A hallmark of an effective vocal technique is that it coordinates your voice to respond to your thoughts, emotions, and musicianship in real time. Everything I teach is designed to free you up to express yourself, unfettered by technical concerns.
Learning such a technique necessitates drawing on a base level of expressive intent while practicing the exercises that develop this coordination. We all vocalize on vowels and nonsense syllables. But if you vocalize without any communicative intent, you're reduced to mechanically manipulating the components of your instrument and, likely, listening to yourself while you do it. That may serve to develop some categories of skill, but it also instills habits of singing without communicating, manipulating your voice, and assessing yourself while you're singing, all of which are detrimental to expressive performing.
While my technique isolates and then incorporates the process of phonation, or speech, into vocal exercises, harnessing expressive intent while performing nonsense syllables is still a real challenge for most of my students. So lately I've been getting a lot of mileage from this clip:
There's no mistaking Bugs Bunny's meaning despite the fact that he's spouting gibberish.
There are a variety of ways to incorporate expressive intent into vocal exercises. They'll differ according to what you're working on and how you conceive of technique. My intention here is emphasizing the necessity of so doing, and to share Bugs' example that you can say an awful lot without saying anything at all!
Of course, the cartoon also exemplifies a crucial principle for those of you who sing in languages you don't speak fluently, i.e. most of you. You have a strong working knowledge of Italian, French and German grammar and vocabulary and perhaps some basic facility communicating in those languages, but for the most part you still must learn your aria and song texts phonetically. When that's the case, a dramatically and emotionally committed performance depends on connecting to preverbal feelings and images and then channeling them through your foreign phonemes. "Se guardi in alto, bada alla frustata" is hopefully not quite as far removed from your native speech as "Unga bunga bunga", but if you're not fluent in Italian there will be some degree of separation, and to sing with immediacy and authenticity there needs to be none.
Bugs Bunny also sets a fine example for those who find it challenging to keep your passion alive in the face of the intimidating professional music world. For me, that's the lesson at the heart of Long-Haired Hare - enjoy!
Don't take this cartoon to be in any way a condemnation of classical music; the studios producing these cartoons provided regular employment for a full studio orchestra, and at the time this was released they must have expected that most everyone in their viewing audience would have known of Leopold Stokowski – among his many significant contributions, he is the conductor who appears in Disney's Fantasia.
The uncredited baritone who good-naturedly gave voice to Giovanni Jones is rumored to be a guy named Nicolai Shutorov, about whom little else is known.
Have I ever told you that I consider Bugs to have been my primary acting teacher. The precision in timing (not to mention musical timing) makes Looney Tunes an example of genius at work. Mel Blanc was singular in this field.

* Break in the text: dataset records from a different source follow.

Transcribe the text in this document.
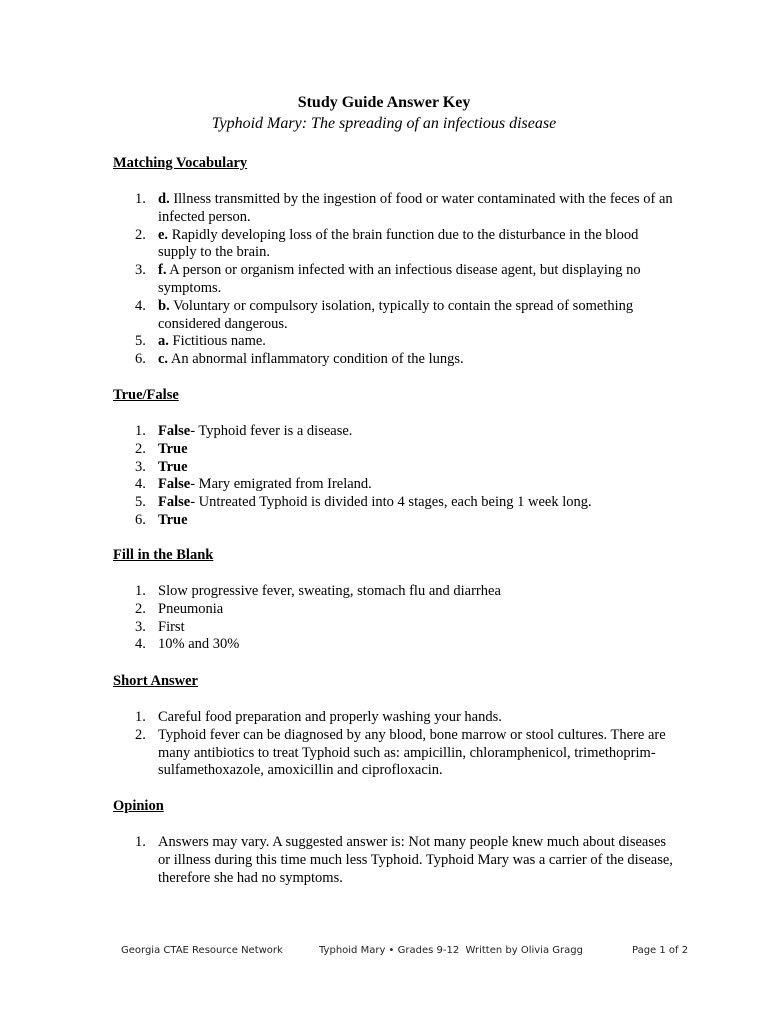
Study Guide Answer Key
Typhoid Mary: The spreading of an infectious disease
Matching Vocabulary
1. d. Illness transmitted by the ingestion of food or water contaminated with the feces of an infected person.
2. e. Rapidly developing loss of the brain function due to the disturbance in the blood supply to the brain.
3. f. A person or organism infected with an infectious disease agent, but displaying no symptoms.
4. b. Voluntary or compulsory isolation, typically to contain the spread of something considered dangerous.
5. a. Fictitious name.
6. c. An abnormal inflammatory condition of the lungs.
True/False
1. False- Typhoid fever is a disease.
2. True
3. True
4. False- Mary emigrated from Ireland.
5. False- Untreated Typhoid is divided into 4 stages, each being 1 week long.
6. True
Fill in the Blank
1. Slow progressive fever, sweating, stomach flu and diarrhea
2. Pneumonia
3. First
4. 10% and 30%
Short Answer
1. Careful food preparation and properly washing your hands.
2. Typhoid fever can be diagnosed by any blood, bone marrow or stool cultures. There are many antibiotics to treat Typhoid such as: ampicillin, chloramphenicol, trimethoprim-sulfamethoxazole, amoxicillin and ciprofloxacin.
Opinion
1. Answers may vary. A suggested answer is: Not many people knew much about diseases or illness during this time much less Typhoid. Typhoid Mary was a carrier of the disease, therefore she had no symptoms.
Georgia CTAE Resource Network	Typhoid Mary • Grades 9-12  Written by Olivia Gragg	Page 1 of 2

Posted by: Jeanronald | 01/25/2012 at 09:39 AM
I can help you with information about Nicolai Shutorev. He later joined the 1948 "version" of the Comedian Harmonists, founded by their exiled Second Tenor who was by then living in Los Angeles, Eric A. Collin. The ensemble went on an extensive European tour, unfortunately Nicolai Shutorev died unexpedetly on September 1948, in Bergen, Norway. It must have been, to my knowledge, before the episode was aired.T hat episode provides the only sound recordings we have of Shutorev, since the groups' records were recorded after his death.